|Method||Copper engraved with hand colour|
|Published||newly described by John Speed and are to be sold by Tho: Basett in Fleet Street & Ric: Chiswell in St.Pauls Churchyard. |
|Dimensions||390 x 505 mm|
A superb example of Speed's carte-a-figure map of the Roman Empire at its height, from his 'Prospect Of The Most Famous Parts Of The World.' The map centres on the Mediterranean Sea, dividing Europe, North Africa, and Western Asia into their Roman era provinces, as well as depicting adjoining kingdoms and regions. The borders of the Roman provinces are outlined in hand colour, and feature anglicised versions of their original Latin names. Ancient cities and settlements are picked out in red, and sea coasts and mountain ranges are also highlighted in hand colour. The map is further embellished with a pair of lions in Nubia, an ostrich and leopard below a camel train in ancient Tingitania (Morocco), and a pair of sea monsters, a ship, and a naval battle in the Atlantic. In the top right corner, a strapwork cartouche encloses the title, while a larger box cartouche at the bottom of the plate contains a lengthy description of the history of the growth of the Roman empire.
Like other carte-a-figures maps, this example features three decorative borders. To the left and right, five pairs of male and female figures show the manner of dress of the various peoples that inhabit the former Roman empire. In seventeenth century habit are Spaniards, Italians, Tyrians, Egyptians, and Moroccans. In the top border are a set of six oval-bordered views of principal cities: Rome, Genoa, Jerusalem, Venice, Constantinople, and Alexandria, as well as a pair of portrait roundels in the form of Roman coins depicting the goddess Roma and the eponymous founder of the Empire, Romulus.

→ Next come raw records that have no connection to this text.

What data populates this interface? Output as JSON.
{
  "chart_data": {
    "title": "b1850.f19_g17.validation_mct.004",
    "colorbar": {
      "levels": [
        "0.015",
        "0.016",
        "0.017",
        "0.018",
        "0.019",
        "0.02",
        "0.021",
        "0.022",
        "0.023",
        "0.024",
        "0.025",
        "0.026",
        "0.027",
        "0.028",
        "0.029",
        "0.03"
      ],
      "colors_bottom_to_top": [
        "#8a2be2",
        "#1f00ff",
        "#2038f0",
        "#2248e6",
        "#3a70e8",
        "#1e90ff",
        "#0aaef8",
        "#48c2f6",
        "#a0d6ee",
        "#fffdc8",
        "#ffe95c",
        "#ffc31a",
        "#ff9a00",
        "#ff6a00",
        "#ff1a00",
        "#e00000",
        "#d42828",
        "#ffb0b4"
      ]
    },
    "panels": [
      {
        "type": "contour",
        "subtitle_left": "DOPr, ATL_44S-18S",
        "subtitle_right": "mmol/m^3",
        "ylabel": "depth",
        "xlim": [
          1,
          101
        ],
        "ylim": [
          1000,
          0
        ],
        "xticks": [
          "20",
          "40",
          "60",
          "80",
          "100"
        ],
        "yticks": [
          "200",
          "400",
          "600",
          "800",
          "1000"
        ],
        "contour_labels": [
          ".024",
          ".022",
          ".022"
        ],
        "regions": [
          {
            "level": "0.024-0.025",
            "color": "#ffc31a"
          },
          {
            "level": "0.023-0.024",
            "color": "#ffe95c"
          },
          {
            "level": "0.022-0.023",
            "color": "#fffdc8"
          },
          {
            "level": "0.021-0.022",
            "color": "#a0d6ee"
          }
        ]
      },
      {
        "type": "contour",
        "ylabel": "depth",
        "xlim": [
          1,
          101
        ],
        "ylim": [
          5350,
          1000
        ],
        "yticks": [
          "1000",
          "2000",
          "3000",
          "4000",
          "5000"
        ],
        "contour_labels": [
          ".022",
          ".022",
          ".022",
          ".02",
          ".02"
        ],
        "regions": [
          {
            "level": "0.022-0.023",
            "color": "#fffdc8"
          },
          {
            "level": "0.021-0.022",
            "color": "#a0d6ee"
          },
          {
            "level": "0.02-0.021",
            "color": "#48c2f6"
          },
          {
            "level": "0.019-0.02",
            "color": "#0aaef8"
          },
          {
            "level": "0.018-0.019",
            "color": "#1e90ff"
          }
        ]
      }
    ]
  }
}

John Speed (1552-1629) is the most famous of all English cartographers primarily as a result of 'The Theatre of the Empire of Great Britaine', the first atlas of the British Isles. The maps from this atlas are the best known and most sought-after of all county maps. The maps were derived mainly from the earlier prototypes of Christopher Saxton and Robert Norden but with notable improvements including parish "Hundreds" and county boundaries, town plans and embellishments such as the coats of arms of local Earls, Dukes, and the Royal Household. The maps are famed for their borders consisting of local inhabitants in national costume and panoramic vignette views of major cities and towns. An added feature is that regular atlas copies have English text printed on the reverse, giving a charming description of life in the early seventeenth century of the region. The overall effect produced very decorative, attractive and informative maps.
Speed was born in 1552 at Farndon, Cheshire. Like his father before him he was a tailor by trade, but around 1582 he moved to London. During his spare time Speed pursued his interests of history and cartography and in 1595 his first map of Canaan was published in the "Biblical Times". This raised his profile and he soon came to the attention of poet and dramatist Sir Fulke Greville a prominent figure in the court of Queen Elizabeth. Greville as Treasurer of the Royal Navy gave Speed an appointment in the Customs Service giving him a steady income and time to pursue cartography. Through his work he became a member of such learned societies as the Society of Antiquaries and associated with the likes of William Camden Robert Cotton and William Lambarde. He died in 1629 at the age of seventy-seven.
Condition: Strong impression with fine hand colour. Pressed central fold, as issued.